The aortic aperture is the lowest and most posterior of the openings, lying at the level of T12. The aortic opening also transmits the thoracic duct and sometimes the azygos and hemiazygos veins. The esophageal aperture is surrounded by diaphragmatic muscle and lies at the level of T10. The vena caval aperture is the highest of the three openings and lies level with the disc space between T8 and T9.
Arterial supply to the diaphragm comes from the right and left phrenic arteries, the intercostal arteries, and the musculophrenic branches of the internal thoracic arteries. Some arterial blood is provided from small branches of the pericardiophrenic arteries that run with the phrenic nerve mainly where the nerves penetrate the diaphragm. Venous drainage is via the inferior vena cava and azygos vein on the right and the adrenal/renal and hemiazygos veins on the left.
The diaphragm receives its sole muscular neurologic impulse from the phrenic nerve, which originates primarily from the fourth cervical ramus but also has contributions from the third and fifth rami.  Originating around the level of the scalenus anterior, the phrenic nerve courses inferiorly through the neck and thorax before reaching its terminus, the diaphragm. Because the phrenic nerve has such a long course before reaching its final destination, any processes that disrupt the transmission of neurologic impulse through it directly affect the diaphragm.
CDH occurs when the muscular entities of the diaphragm fail to develop normally, resulting in displacement of abdominal components into the thorax.
Bochdalek hernias  make up the majority of cases of CDH. The major problem in these hernias is posterolateral defects of the diaphragm, which results in either failure in the development of the pleuroperitoneal folds or improper or absent migration of the diaphragmatic musculature.
As many as 90% of patients with CDH present in the neonatal period or within the first year of life. These cases have a mortality of 45-50%. Most of the morbidity and mortality of CDH relates to hypoplasia of the lung and pulmonary hypertension on the affected side. Thus, timely diagnosis and proper management remain the keys to survival.
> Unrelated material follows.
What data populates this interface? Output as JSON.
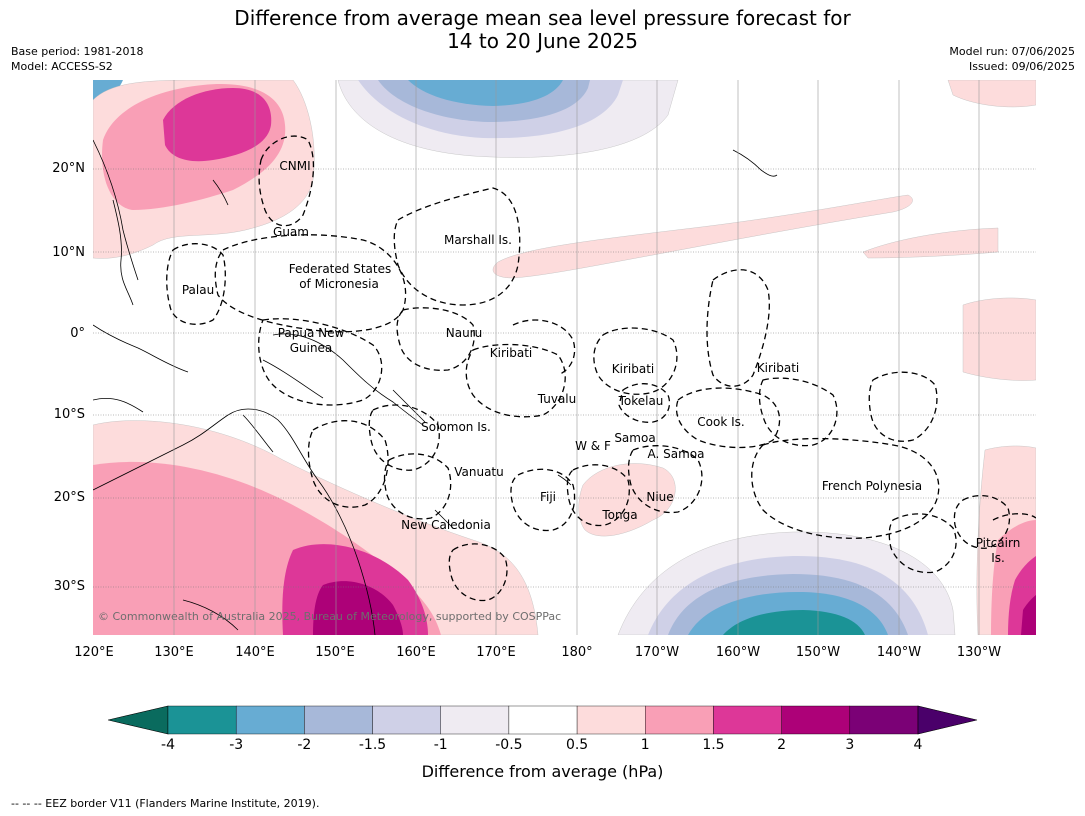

Morgagni hernia [7, 8, 9] is a less common CDH, accounting for only 5-10% of CDH cases. The foramen of a Morgagni hernia occurs in the anterior midline through the sternocostal hiatus of the diaphragm, with 90% of cases occurring on the right side.
CDH occurs in 1 in 3000 newborns. Mortality and morbidity are due to the amount of pulmonary hypoplasia (PH), the response on artificial ventilation, and the presence of therapy-resistant pulmonary hypertension. The survival rate is 55-65%. 
International data are available from the registry maintained by the Congenital Diaphragmatic Hernia Study Group (CDHSG), a consortium that currently includes 66 centers from 13 countries and that has amassed data on more than 8000 children with CDH to date. 
With the development of newer treatment techniques (see Treatment), including high-frequency oscillatory ventilation (HFOV) and more sophisticated extracorporeal oxygenation equipment, the mortality associated with CDH has continually decreased. [12, 13, 14, 15] However, long-term morbidity includes such entities as gastroesophageal reflux disease (GERD),  neurologic and developmental disorders,  and musculoskeletal disorders. 
Partridge et al analyzed outcomes in right-side CDH as compared with left-side CDH and found that whereas the former did not have a higher mortality, it was associated with increased need for pulmonary vasodilatory therapy and need for tracheostomy. 
Collin et al found that patients with right CDH required patch repair more often than those with left CDH did.  The only morbidity that was signnificantly more frequent in the former was the rate of recurrent herniation. There were no significant differences in neurodevelopmental outcome between the two groups: Both groups exhibited normal median Griffiths general quotient scores at the age of 1 year.